No one knows how many hymns she wrote, though it was certainly over 8,000. Among them were hymns we know and love today: Blessed Assurance, Pass Me Not, O Gentle Saviour, and Jesus Is Tenderly Calling You Home. Her problem was volume; publishers didn't want too many in their hymn books by the same person, so she wrote under pseudonyms. One of them was Frances van Alstyne,but she used several other pseudonyms and no one knows how many. A couple of years ago some famous modern singers produced and album of new songs by her; a forgotten archive of 2,700 were found in her publisher's files and set to new tunes.

Writing about her blindness, she said: 'It seemed intended by the blessed providence of God that I should be blind all my life, and I thank him for the dispensation. If perfect earthly sight were offered me tomorrow I would not accept it.

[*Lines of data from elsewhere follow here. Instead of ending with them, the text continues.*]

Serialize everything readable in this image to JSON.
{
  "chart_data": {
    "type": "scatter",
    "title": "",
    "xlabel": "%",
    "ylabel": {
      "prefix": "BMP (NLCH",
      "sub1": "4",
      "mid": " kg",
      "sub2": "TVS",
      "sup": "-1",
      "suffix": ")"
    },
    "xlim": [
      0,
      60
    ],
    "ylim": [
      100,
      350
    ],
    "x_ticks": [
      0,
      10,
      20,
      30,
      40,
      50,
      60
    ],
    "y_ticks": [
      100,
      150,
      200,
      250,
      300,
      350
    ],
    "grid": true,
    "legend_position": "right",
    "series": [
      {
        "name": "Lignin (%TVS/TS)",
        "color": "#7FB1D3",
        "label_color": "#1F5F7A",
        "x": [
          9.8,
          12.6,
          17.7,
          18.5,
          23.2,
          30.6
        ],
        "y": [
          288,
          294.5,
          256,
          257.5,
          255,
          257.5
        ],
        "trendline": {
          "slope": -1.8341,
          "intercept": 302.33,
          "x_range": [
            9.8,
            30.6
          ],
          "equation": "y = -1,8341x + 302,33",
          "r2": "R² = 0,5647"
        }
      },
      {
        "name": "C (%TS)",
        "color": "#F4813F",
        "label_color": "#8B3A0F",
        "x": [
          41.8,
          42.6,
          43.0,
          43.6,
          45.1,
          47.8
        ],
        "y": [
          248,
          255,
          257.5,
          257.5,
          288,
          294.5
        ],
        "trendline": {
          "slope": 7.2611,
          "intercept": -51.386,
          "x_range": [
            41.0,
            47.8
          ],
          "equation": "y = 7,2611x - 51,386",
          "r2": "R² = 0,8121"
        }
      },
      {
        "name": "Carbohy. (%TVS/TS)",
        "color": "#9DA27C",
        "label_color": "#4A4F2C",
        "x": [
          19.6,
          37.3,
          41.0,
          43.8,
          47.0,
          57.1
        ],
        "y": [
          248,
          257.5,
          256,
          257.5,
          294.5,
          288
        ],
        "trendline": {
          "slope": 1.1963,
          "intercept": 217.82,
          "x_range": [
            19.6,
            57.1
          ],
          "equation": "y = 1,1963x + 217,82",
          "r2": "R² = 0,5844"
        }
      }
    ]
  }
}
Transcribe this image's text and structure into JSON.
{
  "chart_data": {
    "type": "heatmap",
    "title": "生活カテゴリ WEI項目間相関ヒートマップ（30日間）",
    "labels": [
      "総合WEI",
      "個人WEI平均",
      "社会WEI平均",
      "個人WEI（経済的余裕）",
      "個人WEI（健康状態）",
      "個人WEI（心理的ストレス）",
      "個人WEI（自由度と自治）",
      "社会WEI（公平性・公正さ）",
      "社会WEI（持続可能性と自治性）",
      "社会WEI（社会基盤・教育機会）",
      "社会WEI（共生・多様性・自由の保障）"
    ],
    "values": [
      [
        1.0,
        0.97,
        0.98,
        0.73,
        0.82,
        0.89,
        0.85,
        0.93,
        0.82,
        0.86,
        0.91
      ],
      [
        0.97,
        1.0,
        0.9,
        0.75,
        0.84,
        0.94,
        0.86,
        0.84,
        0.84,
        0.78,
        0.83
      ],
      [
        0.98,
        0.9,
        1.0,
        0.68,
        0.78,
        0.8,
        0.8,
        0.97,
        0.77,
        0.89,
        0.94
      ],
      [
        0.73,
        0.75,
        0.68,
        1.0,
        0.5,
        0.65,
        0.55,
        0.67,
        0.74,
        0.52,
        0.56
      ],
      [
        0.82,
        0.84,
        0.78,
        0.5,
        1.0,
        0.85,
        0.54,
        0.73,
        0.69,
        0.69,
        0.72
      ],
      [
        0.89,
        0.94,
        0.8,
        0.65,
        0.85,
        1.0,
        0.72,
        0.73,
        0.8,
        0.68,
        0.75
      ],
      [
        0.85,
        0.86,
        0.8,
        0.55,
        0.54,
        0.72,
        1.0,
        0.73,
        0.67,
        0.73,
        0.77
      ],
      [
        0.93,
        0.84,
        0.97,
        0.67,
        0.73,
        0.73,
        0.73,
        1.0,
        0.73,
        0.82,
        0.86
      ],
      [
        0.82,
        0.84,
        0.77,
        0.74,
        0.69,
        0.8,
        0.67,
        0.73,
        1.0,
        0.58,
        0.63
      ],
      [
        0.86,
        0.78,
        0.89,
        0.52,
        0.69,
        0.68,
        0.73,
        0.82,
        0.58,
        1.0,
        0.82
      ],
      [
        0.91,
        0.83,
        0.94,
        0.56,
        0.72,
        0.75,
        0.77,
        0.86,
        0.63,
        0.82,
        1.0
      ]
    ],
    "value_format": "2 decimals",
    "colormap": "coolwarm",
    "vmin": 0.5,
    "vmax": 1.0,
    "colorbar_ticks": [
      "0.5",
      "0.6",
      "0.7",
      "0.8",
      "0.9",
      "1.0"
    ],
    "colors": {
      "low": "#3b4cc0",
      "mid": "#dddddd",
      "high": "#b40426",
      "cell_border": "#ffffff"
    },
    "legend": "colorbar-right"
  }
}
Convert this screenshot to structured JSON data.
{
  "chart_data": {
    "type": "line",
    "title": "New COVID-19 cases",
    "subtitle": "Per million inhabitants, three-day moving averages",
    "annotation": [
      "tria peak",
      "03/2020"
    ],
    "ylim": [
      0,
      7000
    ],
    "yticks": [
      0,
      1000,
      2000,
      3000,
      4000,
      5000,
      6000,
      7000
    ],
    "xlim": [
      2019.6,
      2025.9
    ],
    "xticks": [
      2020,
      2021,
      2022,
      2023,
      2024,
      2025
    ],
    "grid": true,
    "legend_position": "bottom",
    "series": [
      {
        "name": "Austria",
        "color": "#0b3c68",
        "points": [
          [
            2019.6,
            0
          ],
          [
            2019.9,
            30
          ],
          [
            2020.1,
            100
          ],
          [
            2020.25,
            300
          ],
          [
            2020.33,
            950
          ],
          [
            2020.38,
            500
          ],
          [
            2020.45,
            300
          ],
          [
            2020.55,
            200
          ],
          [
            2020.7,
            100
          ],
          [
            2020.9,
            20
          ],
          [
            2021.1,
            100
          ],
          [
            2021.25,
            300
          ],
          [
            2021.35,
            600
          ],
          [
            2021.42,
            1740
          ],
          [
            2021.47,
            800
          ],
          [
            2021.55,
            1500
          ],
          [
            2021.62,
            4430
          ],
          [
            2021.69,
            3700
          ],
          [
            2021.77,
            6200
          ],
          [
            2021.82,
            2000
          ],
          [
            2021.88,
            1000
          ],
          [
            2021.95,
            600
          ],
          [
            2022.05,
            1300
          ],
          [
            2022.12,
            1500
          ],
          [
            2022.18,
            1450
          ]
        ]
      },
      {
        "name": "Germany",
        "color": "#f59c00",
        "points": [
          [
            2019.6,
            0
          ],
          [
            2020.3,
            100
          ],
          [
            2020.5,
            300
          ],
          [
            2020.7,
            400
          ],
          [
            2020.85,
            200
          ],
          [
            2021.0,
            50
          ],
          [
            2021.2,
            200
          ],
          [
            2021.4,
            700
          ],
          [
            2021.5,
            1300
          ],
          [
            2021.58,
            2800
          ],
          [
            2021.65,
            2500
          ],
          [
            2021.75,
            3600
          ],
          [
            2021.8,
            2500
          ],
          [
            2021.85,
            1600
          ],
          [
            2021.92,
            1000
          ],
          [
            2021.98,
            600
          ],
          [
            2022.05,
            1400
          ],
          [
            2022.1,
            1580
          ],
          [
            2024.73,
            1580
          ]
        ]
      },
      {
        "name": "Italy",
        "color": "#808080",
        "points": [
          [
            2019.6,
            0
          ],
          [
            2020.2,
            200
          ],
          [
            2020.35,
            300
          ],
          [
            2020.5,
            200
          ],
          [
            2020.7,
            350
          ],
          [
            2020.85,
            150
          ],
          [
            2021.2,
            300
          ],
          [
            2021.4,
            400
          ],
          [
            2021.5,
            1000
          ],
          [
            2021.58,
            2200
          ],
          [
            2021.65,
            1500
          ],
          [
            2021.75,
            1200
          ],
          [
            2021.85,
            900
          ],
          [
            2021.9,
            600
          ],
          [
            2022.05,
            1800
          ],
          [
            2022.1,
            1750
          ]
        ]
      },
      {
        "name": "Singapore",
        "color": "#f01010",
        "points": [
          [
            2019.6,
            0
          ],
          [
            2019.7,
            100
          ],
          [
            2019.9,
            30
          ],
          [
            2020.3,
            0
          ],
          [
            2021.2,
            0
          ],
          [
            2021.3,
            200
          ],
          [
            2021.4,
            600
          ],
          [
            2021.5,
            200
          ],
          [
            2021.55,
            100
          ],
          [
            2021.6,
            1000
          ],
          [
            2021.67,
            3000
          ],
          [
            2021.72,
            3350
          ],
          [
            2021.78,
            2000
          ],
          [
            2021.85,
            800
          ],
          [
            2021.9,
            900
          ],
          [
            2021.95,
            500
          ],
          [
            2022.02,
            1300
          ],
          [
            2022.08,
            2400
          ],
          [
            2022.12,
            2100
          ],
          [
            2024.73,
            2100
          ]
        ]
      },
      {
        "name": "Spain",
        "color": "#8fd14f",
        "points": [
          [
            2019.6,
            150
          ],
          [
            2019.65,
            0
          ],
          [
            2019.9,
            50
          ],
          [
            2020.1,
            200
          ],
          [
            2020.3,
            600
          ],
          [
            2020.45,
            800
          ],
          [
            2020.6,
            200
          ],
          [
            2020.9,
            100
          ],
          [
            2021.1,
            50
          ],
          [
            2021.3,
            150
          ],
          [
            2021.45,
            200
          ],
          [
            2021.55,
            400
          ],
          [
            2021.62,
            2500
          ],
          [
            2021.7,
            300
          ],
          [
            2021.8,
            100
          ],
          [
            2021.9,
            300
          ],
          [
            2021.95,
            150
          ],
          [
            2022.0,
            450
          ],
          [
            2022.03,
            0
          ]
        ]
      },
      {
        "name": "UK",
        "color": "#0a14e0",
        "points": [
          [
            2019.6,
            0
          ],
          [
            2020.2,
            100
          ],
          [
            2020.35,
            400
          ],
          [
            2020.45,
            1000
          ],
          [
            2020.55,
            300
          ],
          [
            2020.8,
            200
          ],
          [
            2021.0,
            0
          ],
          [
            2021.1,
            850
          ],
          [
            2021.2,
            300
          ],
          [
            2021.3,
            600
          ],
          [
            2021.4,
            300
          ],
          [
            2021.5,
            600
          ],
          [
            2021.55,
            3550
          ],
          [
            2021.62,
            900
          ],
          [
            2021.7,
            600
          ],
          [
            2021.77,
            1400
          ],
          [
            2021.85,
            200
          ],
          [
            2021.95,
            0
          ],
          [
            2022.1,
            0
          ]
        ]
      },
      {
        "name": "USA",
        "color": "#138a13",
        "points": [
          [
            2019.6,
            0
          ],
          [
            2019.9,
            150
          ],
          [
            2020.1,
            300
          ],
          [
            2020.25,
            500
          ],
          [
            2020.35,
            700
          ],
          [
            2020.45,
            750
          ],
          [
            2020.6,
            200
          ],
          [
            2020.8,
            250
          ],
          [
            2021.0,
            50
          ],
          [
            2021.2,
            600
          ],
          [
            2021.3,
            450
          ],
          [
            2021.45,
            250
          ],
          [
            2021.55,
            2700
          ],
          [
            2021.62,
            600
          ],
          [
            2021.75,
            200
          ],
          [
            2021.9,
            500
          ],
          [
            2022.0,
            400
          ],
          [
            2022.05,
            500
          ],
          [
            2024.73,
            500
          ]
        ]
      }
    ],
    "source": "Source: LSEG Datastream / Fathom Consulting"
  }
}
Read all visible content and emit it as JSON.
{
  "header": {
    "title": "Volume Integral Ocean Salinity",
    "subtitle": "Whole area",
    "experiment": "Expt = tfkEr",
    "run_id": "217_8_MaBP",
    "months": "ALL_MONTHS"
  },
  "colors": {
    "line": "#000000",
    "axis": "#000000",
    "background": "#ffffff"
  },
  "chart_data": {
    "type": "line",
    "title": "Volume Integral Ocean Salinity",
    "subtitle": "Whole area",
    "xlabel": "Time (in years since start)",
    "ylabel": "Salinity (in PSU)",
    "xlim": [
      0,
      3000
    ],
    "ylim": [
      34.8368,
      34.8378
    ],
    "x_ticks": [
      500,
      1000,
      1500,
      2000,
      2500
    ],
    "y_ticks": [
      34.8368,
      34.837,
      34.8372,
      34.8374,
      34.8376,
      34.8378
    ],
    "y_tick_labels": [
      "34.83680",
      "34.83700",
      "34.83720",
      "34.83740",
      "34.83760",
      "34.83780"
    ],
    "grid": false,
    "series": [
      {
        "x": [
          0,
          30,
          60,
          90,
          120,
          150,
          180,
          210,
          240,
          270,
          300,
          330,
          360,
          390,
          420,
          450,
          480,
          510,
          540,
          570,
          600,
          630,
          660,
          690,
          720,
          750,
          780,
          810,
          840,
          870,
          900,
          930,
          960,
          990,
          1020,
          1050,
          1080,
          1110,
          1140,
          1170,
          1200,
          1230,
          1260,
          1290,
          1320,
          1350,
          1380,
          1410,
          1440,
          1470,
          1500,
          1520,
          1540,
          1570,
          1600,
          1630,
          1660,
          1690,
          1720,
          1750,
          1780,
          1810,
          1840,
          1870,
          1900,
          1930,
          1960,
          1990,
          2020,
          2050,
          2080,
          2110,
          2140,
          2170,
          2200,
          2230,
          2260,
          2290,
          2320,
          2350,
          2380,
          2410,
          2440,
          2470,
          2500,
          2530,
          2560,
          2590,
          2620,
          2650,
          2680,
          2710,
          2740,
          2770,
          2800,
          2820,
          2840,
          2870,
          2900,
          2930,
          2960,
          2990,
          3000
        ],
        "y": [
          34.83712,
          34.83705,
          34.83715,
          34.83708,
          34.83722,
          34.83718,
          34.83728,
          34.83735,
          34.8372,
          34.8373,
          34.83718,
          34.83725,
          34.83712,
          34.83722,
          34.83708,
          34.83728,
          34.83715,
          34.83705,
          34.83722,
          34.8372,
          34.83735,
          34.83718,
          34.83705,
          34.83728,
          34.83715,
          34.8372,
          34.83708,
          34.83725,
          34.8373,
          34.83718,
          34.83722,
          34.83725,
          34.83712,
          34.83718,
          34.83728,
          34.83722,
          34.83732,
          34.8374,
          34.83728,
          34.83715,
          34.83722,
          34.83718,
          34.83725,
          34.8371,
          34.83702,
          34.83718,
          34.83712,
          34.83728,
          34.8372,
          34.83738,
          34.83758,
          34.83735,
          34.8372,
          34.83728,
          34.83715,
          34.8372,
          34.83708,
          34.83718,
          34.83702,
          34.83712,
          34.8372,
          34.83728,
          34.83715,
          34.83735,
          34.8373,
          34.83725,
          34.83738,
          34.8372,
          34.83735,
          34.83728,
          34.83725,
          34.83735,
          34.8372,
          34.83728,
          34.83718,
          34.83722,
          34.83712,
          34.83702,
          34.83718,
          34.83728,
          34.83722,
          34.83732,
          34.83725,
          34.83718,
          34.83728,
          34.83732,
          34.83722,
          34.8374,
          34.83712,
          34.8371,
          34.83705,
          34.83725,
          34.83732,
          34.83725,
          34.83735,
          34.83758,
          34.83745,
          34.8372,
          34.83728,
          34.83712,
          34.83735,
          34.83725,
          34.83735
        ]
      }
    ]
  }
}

I might not have sung hymns to the praise of God if I had been distracted by the beautiful and interesting things about me.'

She lived a long life and not a particularly easy one. She was married; her husband Alexander van Alstyne was blind too. They had a daughter, who died in infancy. After that they grew apart and lived separately, but they remained on good terms.

'He had his faults – and so have I mine, but notwithstanding these, we loved each other to the last,' she wrote.

She could have made a fortune from her work, but gave it all away, and lived in not much more than a slum. Her publishers, on the other hand, did very well from her work.

Fanny Crosby was a great saint of God who lived a selfless life to his praise and glory. We benefit from her gifts and self-sacrifice today.